Paranın bunlardan başka bir belki de en önemli özelliği standart bir değer ifade etmesidir.  Yukarıda ekmek ve fiş örneğimize dönecek olursak bir fişin 350 gramlık bir ekmek değerinde olduğunu anlarız. 350 gramlık bir ekmekle ne alınabiliyorsa artık bu fişle de aynı şeyleri aynı miktarda alabiliriz.
Para aynı zamanda bir borçlanma aracıdır. Borç, ileride üreteceğimiz mallara karşılık şimdi tüketeceğimiz mal ve hizmetleri satın almakta kullanacağımız paradır. Ayakkabıcı, fırıncı ve fiş örneğinden yola çıkacak olursa fırıncı, verdiği her bir fiş için ayakkabıcıya 350 gramlık bir ekmek borçlanmış olur.
PARANIN TARİHİ:
Tarihin ilk dönemlerinde bu fişin yerine değerli taş, deri ve maden parçaları kullanıldı. Bu madenlerin başında altın ve gümüş gelmektedir. Belli bir ağırlıktaki altın ve gümüş parçaları uzun süre para yerine kullanıldı. Devletlerin ortaya çıkmasıyla dolaşımdaki altın ve gümüş parçalarına bir standart getirilerek devletler de altından ve gümüşten para bastı. Devletler kendi ihtiyaçlarını bastığı bu paralarla karşılamaya başladı.  Tarihte ilk defa Lidyalılar bugünkü anlamda altından ve gümüşten para bastı. Uzun süre hem Lidya parası hem de maden parçacıkları kullanılmaya devam etti. Devletler zaman içinde piyasada dolaşımda bulunan maden parçalarını kendi bastığı altın, gümüş, bakır, nikel vs gibi değişik değerlerdeki paralar ile değiştirdi.  Daha önce kullanılan maden parçaları ise para ile alınıp satılan bir mal haline geldi.

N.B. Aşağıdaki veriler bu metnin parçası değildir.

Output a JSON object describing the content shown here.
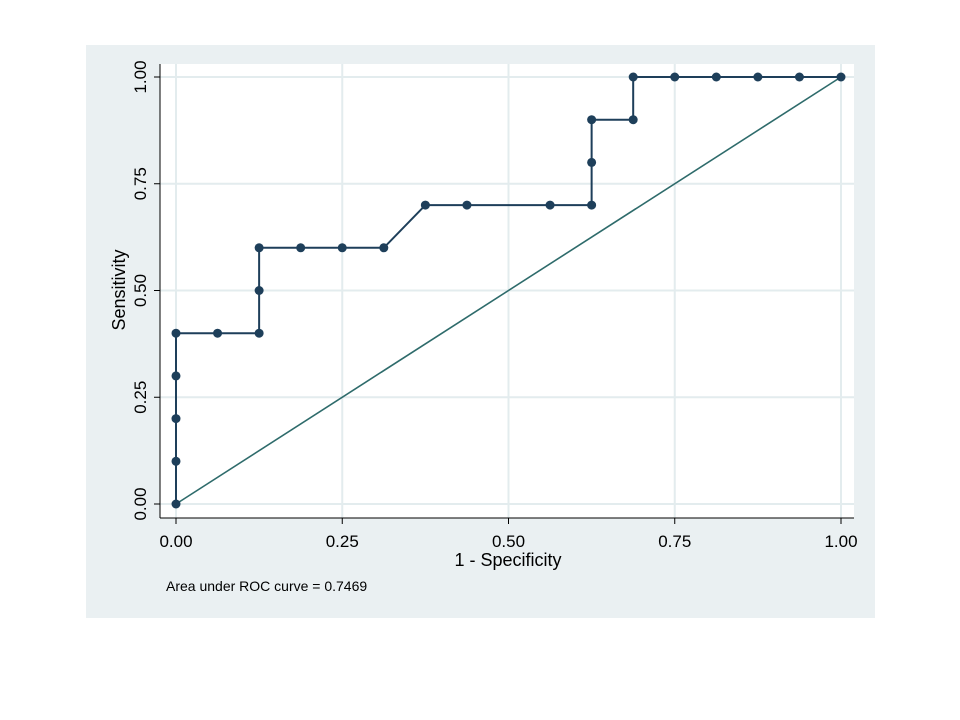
{
  "chart_data": {
    "type": "line",
    "title": "",
    "xlabel": "1 - Specificity",
    "ylabel": "Sensitivity",
    "xlim": [
      0,
      1
    ],
    "ylim": [
      0,
      1
    ],
    "xticks": [
      "0.00",
      "0.25",
      "0.50",
      "0.75",
      "1.00"
    ],
    "yticks": [
      "0.00",
      "0.25",
      "0.50",
      "0.75",
      "1.00"
    ],
    "grid": true,
    "note": "Area under ROC curve = 0.7469",
    "series": [
      {
        "type": "line-markers",
        "color": "#1e3f5a",
        "points": [
          [
            0,
            0
          ],
          [
            0,
            0.1
          ],
          [
            0,
            0.2
          ],
          [
            0,
            0.3
          ],
          [
            0,
            0.4
          ],
          [
            0.0625,
            0.4
          ],
          [
            0.125,
            0.4
          ],
          [
            0.125,
            0.5
          ],
          [
            0.125,
            0.6
          ],
          [
            0.1875,
            0.6
          ],
          [
            0.25,
            0.6
          ],
          [
            0.3125,
            0.6
          ],
          [
            0.375,
            0.7
          ],
          [
            0.4375,
            0.7
          ],
          [
            0.5625,
            0.7
          ],
          [
            0.625,
            0.7
          ],
          [
            0.625,
            0.8
          ],
          [
            0.625,
            0.9
          ],
          [
            0.6875,
            0.9
          ],
          [
            0.6875,
            1.0
          ],
          [
            0.75,
            1.0
          ],
          [
            0.8125,
            1.0
          ],
          [
            0.875,
            1.0
          ],
          [
            0.9375,
            1.0
          ],
          [
            1.0,
            1.0
          ]
        ]
      },
      {
        "type": "reference-line",
        "color": "#2e6b6b",
        "points": [
          [
            0,
            0
          ],
          [
            1,
            1
          ]
        ]
      }
    ],
    "colors": {
      "outer_background": "#eaf0f2",
      "plot_background": "#ffffff",
      "grid": "#e3ecee",
      "axis": "#000000"
    }
  }
}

TC Merkez Bankası da Osmanlı döneminde kullanılan altın, gümüş paralar ile kağıt paraları zaman içinde kendi bastığı paralar ile değiştirerek günümüzde kullanılan madeni ve kağıt paralara çevirdi. İlk zamanlar kağıt paralar altın karşılığı olarak basıldı. Daha sonra ise bu usulden vazgeçilerek kağıt paralar, üzerlerine sanal bir değer atfedilerek piyasaya sürüldü. Devlet “devlet olmanın verdiği güçle” sanal değerler vererek piyasaya sürdüğü paraların dolaşımını ve geçerliliğini garanti etti. Günümüzde ülkemizde olduğu gibi çoğu devlette bu garanti ile kağıt paralar sorunsuz olarak paradan beklenen her türlü özelliği taşıyarak işlevini yerine getirmektedir. (Kağıt paraların üzerinde yazılı sanal değere literatürde “itibari değer” denmekte olduğunu da bir bilgi olarak belirtelim.)

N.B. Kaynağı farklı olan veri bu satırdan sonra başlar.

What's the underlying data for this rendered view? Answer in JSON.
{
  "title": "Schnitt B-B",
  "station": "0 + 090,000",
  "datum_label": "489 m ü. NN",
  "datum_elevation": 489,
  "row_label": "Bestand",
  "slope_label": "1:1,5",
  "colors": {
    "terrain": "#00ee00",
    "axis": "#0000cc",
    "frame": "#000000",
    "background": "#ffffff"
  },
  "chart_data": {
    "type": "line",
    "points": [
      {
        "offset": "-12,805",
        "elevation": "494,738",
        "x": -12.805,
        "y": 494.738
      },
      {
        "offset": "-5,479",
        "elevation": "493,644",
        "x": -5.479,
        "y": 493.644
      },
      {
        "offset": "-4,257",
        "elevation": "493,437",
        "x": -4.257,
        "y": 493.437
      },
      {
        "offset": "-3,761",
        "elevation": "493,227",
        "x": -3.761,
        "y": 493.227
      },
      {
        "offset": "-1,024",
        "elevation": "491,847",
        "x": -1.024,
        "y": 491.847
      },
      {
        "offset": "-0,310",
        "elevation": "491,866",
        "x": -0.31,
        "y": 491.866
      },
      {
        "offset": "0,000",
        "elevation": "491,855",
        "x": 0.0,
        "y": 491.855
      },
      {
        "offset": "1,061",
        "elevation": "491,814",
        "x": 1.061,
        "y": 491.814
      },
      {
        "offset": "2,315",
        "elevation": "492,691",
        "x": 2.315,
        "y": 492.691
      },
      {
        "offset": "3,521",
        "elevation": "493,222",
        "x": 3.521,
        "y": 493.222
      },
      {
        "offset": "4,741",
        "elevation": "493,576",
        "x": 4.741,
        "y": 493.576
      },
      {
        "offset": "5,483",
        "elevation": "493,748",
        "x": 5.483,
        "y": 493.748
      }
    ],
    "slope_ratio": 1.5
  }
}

Devlet para bastığında bastığı paranın üzerine bir değer/miktar ifade eden bir sayı koyar. Örneğin bir lira, 10 lira, 100 lira vs. gibi. Bu değerler ile ülkenin her tarafında bu değere atfedilen herhangi bir mal ve hizmet satın alınabilir. Burada paranın bir başka özelliği daha ortaya çıkmaktadır. Bu da ülke içinde herkes tarafından kabul edilebilirlik özelliğidir.
Yukarıda kısa açıklamamızdan da anlaşılacağı gibi para bir mal ve hizmetin karşılığı olup o mal ve hizmetin değerini ifade etmektedir.
Mal ve hizmet dedik, para bunların karşılığı ve değerini ifade etmektedir dedik. Buradan yola çıkarak paranın, üretimin yani emeğin bir karşılığı olduğunu söyleyebiliriz.
PARA POLİTİKASI:
Devletler vatandaşlarının refah ve güvenlik içinde yaşamaları için vardır. Vatandaşların refah içinde yaşamaları için gerekli tedbirleri almak, olanakları sağlamak devletin görevleri arasındadır. Devlet ve yöneticiler bu görevini merkez bankası, maliye, vergi, hazine gibi kurumlar başta olmak üzere devletin idare organları eliyle yürütür. Merkez bankaları piyasada dolaşımdaki para miktarını kontrol ederek piyasanın sorunsuz işlemesine büyük oranda katkıda bulunur.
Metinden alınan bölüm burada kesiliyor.